Ed: At the end of the day it is a children’s toy and it’s meant for enjoyment and entertainment. If we’re not appealing to that target audience we’re not going to be successful, but that doesn’t mean we can’t do it without giving a bit of thought to what it is that children are learning. LEGO has long been known as an educational toy and it is teaching engineering and building skills but there is no reason why it can’t teach more beyond that.
LEGO work pretty closely with the autistic community because children often come out of their shells a lot when playing with LEGO bricks. I’ve experienced this myself at shows when children come up and talk to the Master Builders about what we do with LEGO. We won’t think anything of it and they’ll walk off. Two minutes later the parents will come over and go ‘Wow, that’s incredible! He never speaks like that to anybody. He has quite severe Asperger’s’. I think that’s incredible; it’s a way of connecting with people that you don’t necessarily get through other means.
Giz: I find that universal appeal to be the heart of what makes LEGO such an evergreen toy. Honestly, these days I look at the increasing commercialisation of LEGO and it saddens me. It feels like the inherent creativity has become secondary to the big licences.
Ed: I think it’s a bit of a Catch 22. Do they take on these licenses and do things like Star Wars and all the baggage of that or do they not and therefore be less successful? I mean, when I started playing with LEGO bricks they were a very different animal than what they are now, but that’s just an evolution with the times and I don’t think it’s a bad thing. If you’re creative you can use the range of parts they now have in a far more interesting way and do far more with them.
Giz: Do you see the rise of modern technologies as being a threat to LEGO? These days kids are more likely to be seen with a tablet than with LEGO bricks. Do you think it’s the end times for LEGO?
Ed: It goes in cycles. My nieces and nephews are computer game obsessed and they have no interest in LEGO, but my great nephew, he loves playing with LEGO bricks as well as playing football as well as doing computer games. But then children these days are multitasking and LEGO and other companies are finding ways to link these two together.

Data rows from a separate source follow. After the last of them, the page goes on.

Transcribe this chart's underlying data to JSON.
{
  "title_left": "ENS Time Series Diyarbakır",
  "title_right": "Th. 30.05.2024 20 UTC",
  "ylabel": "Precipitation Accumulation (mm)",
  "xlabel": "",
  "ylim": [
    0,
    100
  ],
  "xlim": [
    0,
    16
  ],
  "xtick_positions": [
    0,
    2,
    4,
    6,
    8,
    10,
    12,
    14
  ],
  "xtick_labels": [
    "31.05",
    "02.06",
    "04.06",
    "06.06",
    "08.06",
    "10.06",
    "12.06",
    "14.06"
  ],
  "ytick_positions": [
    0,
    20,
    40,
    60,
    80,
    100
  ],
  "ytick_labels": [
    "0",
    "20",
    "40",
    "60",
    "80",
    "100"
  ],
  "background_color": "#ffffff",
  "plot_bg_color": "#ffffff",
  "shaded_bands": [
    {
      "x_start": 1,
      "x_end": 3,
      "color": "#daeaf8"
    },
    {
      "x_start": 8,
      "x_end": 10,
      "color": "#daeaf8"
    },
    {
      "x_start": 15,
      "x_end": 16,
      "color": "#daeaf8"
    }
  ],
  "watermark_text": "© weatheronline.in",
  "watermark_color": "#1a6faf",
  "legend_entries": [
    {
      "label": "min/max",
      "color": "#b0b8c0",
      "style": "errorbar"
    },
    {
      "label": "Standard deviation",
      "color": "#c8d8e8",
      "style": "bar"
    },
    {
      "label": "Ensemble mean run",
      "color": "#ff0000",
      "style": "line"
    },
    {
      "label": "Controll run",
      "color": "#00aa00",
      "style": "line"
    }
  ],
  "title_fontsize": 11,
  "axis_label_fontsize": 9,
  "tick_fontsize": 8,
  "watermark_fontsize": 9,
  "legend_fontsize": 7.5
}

On the other hand, the skill level and creativity of LEGO builders is light years ahead of what it would have been if the internet didn’t exist. I look back on how I built then and compare it to today and it’s chalk and cheese. Now you’ve got access to pictures of models via Flckr, The Brothers Brick and Gizmodo. I’ve had my own stuff posted on Gizmodo in the past. I built a huge LEGO aircraft carrier of the USS Intrepid which is now on board the USS Intrepid in New York. I did that as a fan before I joined Bright Bricks.
Giz: Can you believe the success Bright Bricks has had? Did you ever expect it to grow into the company it has become today?
Ed: Not at all. It’s daunting and a bit hard to believe at times.
Gizmodo: Final question: as the Creative Director of Bright Bricks, you hire Master Builders. Does that make you the Master Master Builder?
Ed Diment: The Master of the Masters? I really don’t know, but… I suppose it does. Now that side of things has waned quite a lot because I’m running the creative part of the company… on a day to day basis I don’t do any building at the workshop at all, but I still build at home in my spare time.